In a biography of Cardinal Siri, Nicla Buonasorte reports that Siri was a friend of Archbishop Marcel Lefebvre, but disapproved of what the newspaper report on the book called his schismatic undertakings. Up to the last minute he begged him ("on his knees", the Cardinal wrote) not to break from Rome, but finally accepted that excommunication of the dissident bishop was unavoidable. Buonasorte commented: "In all probability, it is due to Siri that Lefebvre had no significant following in Italy"

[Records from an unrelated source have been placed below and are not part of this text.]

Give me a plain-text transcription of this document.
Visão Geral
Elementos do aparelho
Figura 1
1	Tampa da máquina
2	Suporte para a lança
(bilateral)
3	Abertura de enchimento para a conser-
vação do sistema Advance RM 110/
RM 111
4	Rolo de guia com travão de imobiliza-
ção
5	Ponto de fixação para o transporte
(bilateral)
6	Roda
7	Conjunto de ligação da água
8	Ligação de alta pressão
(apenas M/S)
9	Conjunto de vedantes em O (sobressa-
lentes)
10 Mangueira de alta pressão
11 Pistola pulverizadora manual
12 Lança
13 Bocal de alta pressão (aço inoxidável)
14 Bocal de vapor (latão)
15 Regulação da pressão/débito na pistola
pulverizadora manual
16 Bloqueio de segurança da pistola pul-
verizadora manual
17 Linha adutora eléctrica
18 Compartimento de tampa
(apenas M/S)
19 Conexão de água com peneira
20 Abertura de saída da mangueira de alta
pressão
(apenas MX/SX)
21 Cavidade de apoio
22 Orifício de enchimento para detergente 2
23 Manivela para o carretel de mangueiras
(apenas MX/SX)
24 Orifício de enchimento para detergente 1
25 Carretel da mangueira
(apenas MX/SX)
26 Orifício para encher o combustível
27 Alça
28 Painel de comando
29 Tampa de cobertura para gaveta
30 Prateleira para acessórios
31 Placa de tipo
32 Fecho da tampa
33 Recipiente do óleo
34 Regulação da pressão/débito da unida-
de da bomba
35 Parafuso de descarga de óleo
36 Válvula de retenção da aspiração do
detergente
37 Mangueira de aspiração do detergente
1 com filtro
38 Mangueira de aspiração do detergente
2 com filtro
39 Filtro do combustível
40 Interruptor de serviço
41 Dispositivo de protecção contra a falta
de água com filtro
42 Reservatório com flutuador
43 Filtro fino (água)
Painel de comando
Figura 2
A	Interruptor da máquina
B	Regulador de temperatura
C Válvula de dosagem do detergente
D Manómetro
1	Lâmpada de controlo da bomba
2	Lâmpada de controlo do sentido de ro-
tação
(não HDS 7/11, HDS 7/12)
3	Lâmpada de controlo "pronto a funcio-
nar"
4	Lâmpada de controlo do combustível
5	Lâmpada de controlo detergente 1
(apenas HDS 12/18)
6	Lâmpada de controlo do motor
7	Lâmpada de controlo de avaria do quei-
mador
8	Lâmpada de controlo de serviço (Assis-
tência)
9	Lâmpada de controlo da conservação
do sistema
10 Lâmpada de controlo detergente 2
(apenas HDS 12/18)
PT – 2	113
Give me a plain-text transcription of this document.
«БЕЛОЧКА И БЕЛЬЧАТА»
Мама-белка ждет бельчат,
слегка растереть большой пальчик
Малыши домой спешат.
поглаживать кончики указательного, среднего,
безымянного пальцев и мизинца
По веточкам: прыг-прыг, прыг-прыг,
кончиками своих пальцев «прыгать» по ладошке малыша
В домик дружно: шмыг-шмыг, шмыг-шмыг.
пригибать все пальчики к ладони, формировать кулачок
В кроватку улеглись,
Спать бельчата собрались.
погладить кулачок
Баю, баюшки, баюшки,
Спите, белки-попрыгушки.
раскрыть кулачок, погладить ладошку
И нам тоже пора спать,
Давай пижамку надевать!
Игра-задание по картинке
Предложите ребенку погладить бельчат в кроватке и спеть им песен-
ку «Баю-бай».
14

The same book recalls how Siri seems to have turned a blind eye to the assistance given by one or two of his clergy to members of the German National Socialist Party, including Adolf Eichmann, fleeing to South America after the Second World War. It stresses, however, that this was out of compassion for people in difficulties, and quite unconnected with his well-known conservative views, in spite of which he conducted a personal "Ostpolitik" of contacts with the Soviet embassy in favour of the Church in Eastern Europe, without informing Pius XII of these contacts. Cardinal Siri during the war had supported Christian-Democrat Italian resistance financially and morally. He also aided and sheltered some of his priests who tried to help rescue threatened Jews to safety in Franco's neutral Spain.

Siri reached age 80 in 1986 and thus lost the right to participate in future conclaves; he was the last remaining cardinal elector who had been elevated by Pope Pius XII. Siri resigned from his post in Genoa on 6 July 1987, after 41 years of service. He died in Villa Campostano, Genoa, at age 82, and was buried at San Lorenzo metropolitan cathedral in Genoa.